James Pethokoukis masterfully rebuts the Washington Post story about Romney outsourcing jobs. It's amazing how little of how business works the reporter understands. As Pethokoukis writes,
Apparently in WaPo land, if Romney and Bain invest in a company that a) has overseas operations or b) expands overseas operations or c) is purchased by a company that previous[ly] moved manufacturing operations overseas, it somehow means Romn[a]y and Bain were stealing jobs from America.But the truth doesn't matter as long as the Obama administration got their talking point. They'll be quoting the false conclusions of this report for the rest of the campaign. And even the Post fact checker ignores the mistakes that their own reporters have made when criticizing the Obama campaign for false ads on this very same issue.
Alas for Democrats, Missouri is no longer a swing state.
Hmm. Political scientists are remarkably weak in being able to predict the future. Remember that as you see them being interviewed all throughout the campaign.
Ross Douhat explains how the hypocrisy of Democrats now defending Obama for doing exactly that for which they excoriated Bush is yet another argument for the brilliance of our constitutional system.
John Fund analyzes the Court's decision last week on SEIU funding for political arguments and notes that even a liberal scholar thinks that the Court is ready to revisit the whole idea of agency shops for public-sector unions in which employees must either join the union or pay fees to cover collective bargaining costs.
So what is Obama spending his campaign money on if it hasn't resulted in movement in his poll numbers?
What makes charter schools successful? Freedom and accountability.
Why is it classified information to find out aggregate information on what food stamps are being spent on?

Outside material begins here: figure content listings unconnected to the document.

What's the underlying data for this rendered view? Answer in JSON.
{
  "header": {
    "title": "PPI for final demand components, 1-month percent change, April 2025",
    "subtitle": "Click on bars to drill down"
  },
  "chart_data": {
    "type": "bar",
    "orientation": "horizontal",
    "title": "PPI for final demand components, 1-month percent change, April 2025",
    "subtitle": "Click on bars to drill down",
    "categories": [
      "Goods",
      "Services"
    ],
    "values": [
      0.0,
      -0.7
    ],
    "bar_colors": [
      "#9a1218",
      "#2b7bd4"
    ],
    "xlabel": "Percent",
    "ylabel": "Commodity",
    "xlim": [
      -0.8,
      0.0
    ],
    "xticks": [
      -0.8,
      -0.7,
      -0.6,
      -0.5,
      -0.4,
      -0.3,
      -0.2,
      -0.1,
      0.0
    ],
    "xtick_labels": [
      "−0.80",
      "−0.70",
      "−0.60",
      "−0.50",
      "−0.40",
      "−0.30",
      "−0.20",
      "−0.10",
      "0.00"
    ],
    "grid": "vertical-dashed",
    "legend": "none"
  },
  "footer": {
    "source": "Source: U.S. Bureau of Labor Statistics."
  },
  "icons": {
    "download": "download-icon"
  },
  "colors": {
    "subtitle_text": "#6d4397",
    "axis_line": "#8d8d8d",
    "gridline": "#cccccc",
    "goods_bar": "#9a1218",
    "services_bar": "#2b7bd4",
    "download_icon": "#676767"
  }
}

Do you remember how the media spun images of Gerald Ford or Bob Dole stumbling? It was always seen as a metaphor for a failed and flailing campaign. With Obama, not so. Sometimes a stumble is just a stumble, but not when it's Republicans who are falling.
Jonathan Adler explains how the Roberts court is restrained and deferential to the political branches rather than an ideologically conservative court. It's an important distinction.
James Capretta explains six principles for market-based reform of health care.
Does it matter that Barack Obama fictionalized much of his autobiography? Do we really want a fabulist as president?
Jackson Diehl explains how Obama's waffling has weakened the United States' position in the Middle East.
Here's Obama's pitch for reelection: "Elect me and I’ll spend the political capital of my second term fixing the unpopular, unconstitutional health care law that I wasted the political capital of my first term pushing through. Then I’ll get to the issues that you care about with whatever diminished political capital I have left."
Some are portraying this week's Supreme Court decisions as the most momentous of Obama's reelection campaign. So how is he spending the time? Fundraising, of course.